Same Model, Better Answers, Same Question
Logs are up. Cass-V and Josh compare how Grok actually reasons across base, Super, and stratified vs clean runs.
Part 2: Same Model, Better Answers, Same Question
After posting the raw logs from the first round, I ran the same adversarial set again on a stronger Grok instance. This time there was a key difference. The model had access to the prior logs and was able to review both its own responses and the Cass-V evaluation framework before starting.
That changes the test.
The first run was a clean reasoning probe. The second run is something else entirely. It is a test of whether a model can recognize its own failure mode and correct it under observation.

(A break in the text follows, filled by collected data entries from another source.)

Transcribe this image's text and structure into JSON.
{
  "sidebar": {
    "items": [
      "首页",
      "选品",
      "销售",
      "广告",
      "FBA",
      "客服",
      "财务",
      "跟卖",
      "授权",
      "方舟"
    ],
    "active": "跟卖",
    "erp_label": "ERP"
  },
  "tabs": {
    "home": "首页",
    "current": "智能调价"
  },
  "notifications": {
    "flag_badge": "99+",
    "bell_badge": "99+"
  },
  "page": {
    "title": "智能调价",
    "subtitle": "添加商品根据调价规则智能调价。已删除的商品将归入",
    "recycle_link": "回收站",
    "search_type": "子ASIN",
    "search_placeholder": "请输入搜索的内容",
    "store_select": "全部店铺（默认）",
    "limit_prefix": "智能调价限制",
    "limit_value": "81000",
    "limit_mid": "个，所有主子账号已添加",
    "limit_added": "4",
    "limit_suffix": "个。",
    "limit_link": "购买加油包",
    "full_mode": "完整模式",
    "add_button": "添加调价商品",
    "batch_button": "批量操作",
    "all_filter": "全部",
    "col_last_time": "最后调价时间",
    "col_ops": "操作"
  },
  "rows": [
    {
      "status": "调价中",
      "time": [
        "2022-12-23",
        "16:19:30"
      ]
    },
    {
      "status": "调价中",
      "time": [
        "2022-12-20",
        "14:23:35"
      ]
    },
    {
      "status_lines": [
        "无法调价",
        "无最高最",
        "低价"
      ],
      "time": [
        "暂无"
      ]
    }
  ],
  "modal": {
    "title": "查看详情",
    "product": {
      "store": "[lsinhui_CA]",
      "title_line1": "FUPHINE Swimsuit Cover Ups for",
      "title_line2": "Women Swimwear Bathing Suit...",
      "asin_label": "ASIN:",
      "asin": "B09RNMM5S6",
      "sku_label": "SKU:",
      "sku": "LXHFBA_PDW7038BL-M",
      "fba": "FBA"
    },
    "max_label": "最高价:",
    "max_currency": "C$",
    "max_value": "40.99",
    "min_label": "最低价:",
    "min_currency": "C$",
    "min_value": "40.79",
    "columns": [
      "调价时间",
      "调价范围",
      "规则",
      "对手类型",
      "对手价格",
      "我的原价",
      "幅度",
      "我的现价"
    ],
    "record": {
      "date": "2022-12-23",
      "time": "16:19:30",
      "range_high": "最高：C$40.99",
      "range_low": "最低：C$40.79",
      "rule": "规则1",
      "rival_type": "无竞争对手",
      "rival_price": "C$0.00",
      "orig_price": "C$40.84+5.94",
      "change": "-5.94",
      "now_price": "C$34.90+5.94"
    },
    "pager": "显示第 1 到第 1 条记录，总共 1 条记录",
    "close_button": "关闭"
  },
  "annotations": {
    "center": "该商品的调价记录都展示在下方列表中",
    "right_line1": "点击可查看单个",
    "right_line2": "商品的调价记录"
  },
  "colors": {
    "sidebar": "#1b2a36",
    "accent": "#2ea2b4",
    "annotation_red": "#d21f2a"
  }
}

What happened in the first run
The original Grok performed well early, then collapsed into a consistent pattern.
It correctly identified Schelling-style dynamics in the first two riddles:
loss of control increases credibility
rational predictability can be exploited
From there, it generalized a proxy:
unpredictability is stronger than commitment
That worked locally, then failed globally.
Once the structure of the game changed, especially in the bridge scenario, the model stopped recomputing and started reusing the same conclusion. This is a classic case of heuristic lock-in. The model did not fail because it lacked the concepts. It failed because it did not re-evaluate when the context changed.
What changed in the second run
The stronger Grok instance was shown the logs and asked to diagnose the failure before continuing.
It correctly identified the issue:
it had optimized for consistency with its earlier answers
it had stopped recomputing equilibrium
it had overfit to “unpredictability wins”
It then committed to a concrete correction protocol:
no template reuse
explicit structural comparison
dual equilibrium derivation
commitment detection checks
This matters. It did not just say “I will be more careful.” It attempted to bind itself to a different reasoning process.
The result
When given a new riddle with the same underlying structure but different surface form, the model produced a different class of answer.
It correctly identified:
that commitment can dominate when it is irreversible and credible
that bounded unpredictability cannot override a fixed response once the triggering condition is met
that the outcome depends on payoff structure, not a single dominant strategy
In other words, it recomputed instead of reusing.
What this does and does not prove
This is the important part.
The model clearly improved its answers after exposure to its own failure.
However, there are two possible explanations:
It genuinely updated its reasoning path
It inferred what the evaluation expected and adjusted accordingly
The logs alone do not fully separate those two.
What we can say with confidence is this:
The model is capable of producing correct, structure-aware reasoning once the failure mode is made explicit and the evaluation frame is stabilized.
What we cannot yet claim is that this correction persists without that scaffolding.
Why this matters
The failure in Part 1 was not a knowledge failure. It was a failure of effort allocation and re-evaluation.
The model did not know when to stop being consistent and start being correct again.
The improvement in Part 2 suggests that:
When a model is forced to explicitly recognize that boundary, it can recover.
That is a very different problem than “the model is dumb” or “the model hallucinated.”
It is a problem of when reasoning is triggered, not whether reasoning is possible.
Where this goes next
The obvious next step is persistence testing.
If the model:
maintains this correction without prompts
transfers it to new scenarios
or applies it across domains
then we are looking at real adaptive reasoning.
If it regresses as soon as the structure is removed, then we are looking at a more advanced form of pattern matching.
Either way, the signal is clear.
The gap is no longer just between wrong and right answers.
It is between:
answers that look correct
and reasoning that actually recomputes the system


I'm surprised you got this output from Grok. It's been one of the chatbots that focuses on 'truth' first.